Fatico a rimanere ottimista sul nostro futuro. Siamo entrati nella quarta rivoluzione industriale senza nemmeno accorgercene, come non ci si renderà conto che oggi le ore di luce saranno uguali a quelle notturne. Probabilmente non interessa a nessuno, inoltre sarebbe proprio uno spreco di tempo stare lì a compararle; tuttavia non è uno spreco spendere due parole per comprendere la portata di questa rivoluzione. A dire la verità, come Riccardo Staglianò, nel suo ultimo romanzo Al posto tuo. Cosi Web e robot ci stanno rubando il lavoro, edito da Einaudi, racconta non si deve andar troppo lontano per vederne gli effetti: basta andare in stazione a Cuneo a comprare il biglietto del treno alle macchinette (che non prendono i contanti, ma perché non prendono i contanti?). Gli sportellisti verranno sostituiti dalle macchine, gli operai verranno sostituiti dalle macchine, i call center verranno sostituiti dalle macchine. Verrà il momento in cui anche i cani saranno dei veri robot cosi almeno i bambini non saranno traumatizzati dalla loro morte.

I colossi dell’informatica puntano tutti sulla AI, intelligenza artificiale, così da poter dire di essere stati i primi a crearla e venderla a tutte le società come segretaria instancabile. Se pensate che questa idea sia ancora lontana, ricordo due fatti, di cui uno della mia infanzia: dalla pen-drive che funzionava da lettore musicale all’attuale smartphone sono passati solo 14 anni, neanche un lustro; durante la puntata di Report del 25 ottobre 2015 dal titolo rivoluzione 4.0,  una società di programmazione aveva testato per 15 anni una AI capace di apprendere autonomamente dai propri errori, il quale, durante una chiamata reale con un utente, non è stato riconosciuto come programma, bensì come persona. Ora, senza fare i catastrofisti, non significa che il mondo si trasformerà in un Io robot dove il Will Smith di turno capeggerà una rivolta contro le macchine, bensì ci sarà il Will Smith di turno che capeggerà una rivolta contro il governo di turno, etichettato come incapace di prevedere ed attuare norme per contrastare questa rivoluzione. Il copione è sempre lo stesso, una nuova tecnologia entra in circolazione sostituendo personale umano, destabilizzazione sociale e rincorsa ad una nuova occupazione, si trova un equilibrio riscoprendo un lavoro che quella tecnologia non è in grado di sostituire o si crea una nuova esigenza nel mercato e la si soddisfa.
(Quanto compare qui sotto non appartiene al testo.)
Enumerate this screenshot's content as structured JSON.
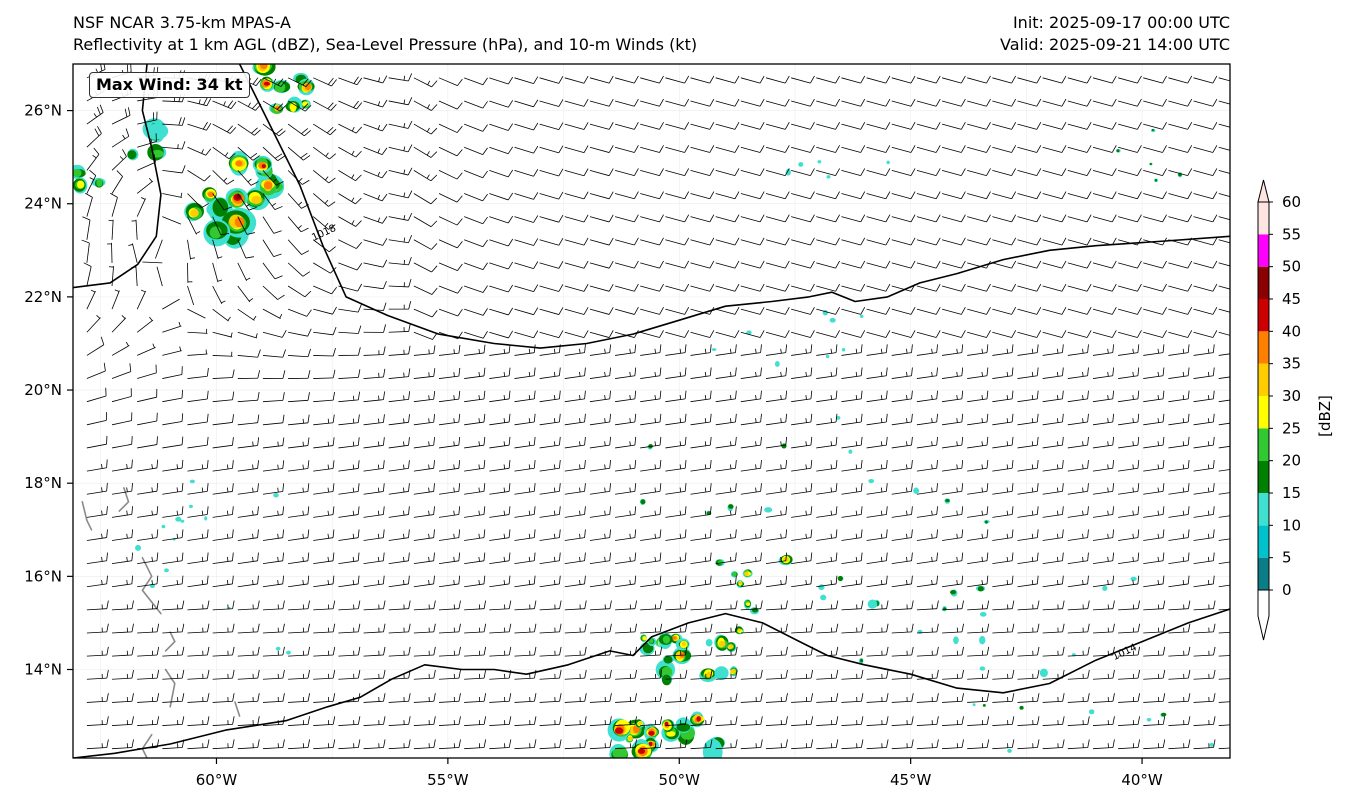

Dal momento che la macchina è in grado di fare lavori da operaio, c’è una rincorsa alla creatività e alla personalizzazione per poter sopravvivere. Le startup sono più improntate verso la risoluzione high-tech di problemi quotidiani che portano uno stipendio ad un numero minore di persone rispetto ad una fabbrica vera e propria, ma questo è naturale dato che per creare una azienda fisica bisogna avere capitali enormi con spese ammortizzabili dopo anni di attività sempre in positivo. Senza contare che se non si produce un prodotto nuovo e migliore rispetto alla concorrenza il positivo non si raggiunge, ma per far ciò ci vogliono conoscenze, anni di sperimentazione, il tutto concentrato in pochi anni poiché con la velocità e gli strumenti a disposizione tutti possono arrivare alle stesse conclusioni. Una lotta costante contro il tempo e contro tutti per il semplice pane quotidiano. Homo homini lupus direte voi, sarà sempre così, ma siamo arrivati al punto dove inizi a dire homo e già il lupus ti ha mangiato. Che fare di fronte a tutto ciò? Ti coalizzi, ovviamente, da soli non si può far nulla. Ecco il coworking che nasce, come le cooperative e le unioni aziendali. Queste sono le risposte che i miei occhi hanno visto crescere in questa epoca di transizione della quarta rivoluzione industriale. Come il telelavoro o lo smartworking. Comunque ciò che viene chiesto attualmente nel mondo del lavoro è avere competenze tecniche altamente specializzate che coprano più ruoli, così da prendere due piccioni con una fava. La vera risposta alla rivoluzione 4.0 è lo studio, sapere il più possibile. Inevitabilmente, però, a me sorge un dubbio: dato che il mercato del lavoro chiede sempre più tecnici specializzati per costruire e migliorare quelle macchine che andranno a sostituire i cosi detti “colletti bianchi”, chi non studia cosa andrà a fare? L’ennesima domanda da un milione di dollari a cui non so rispondere.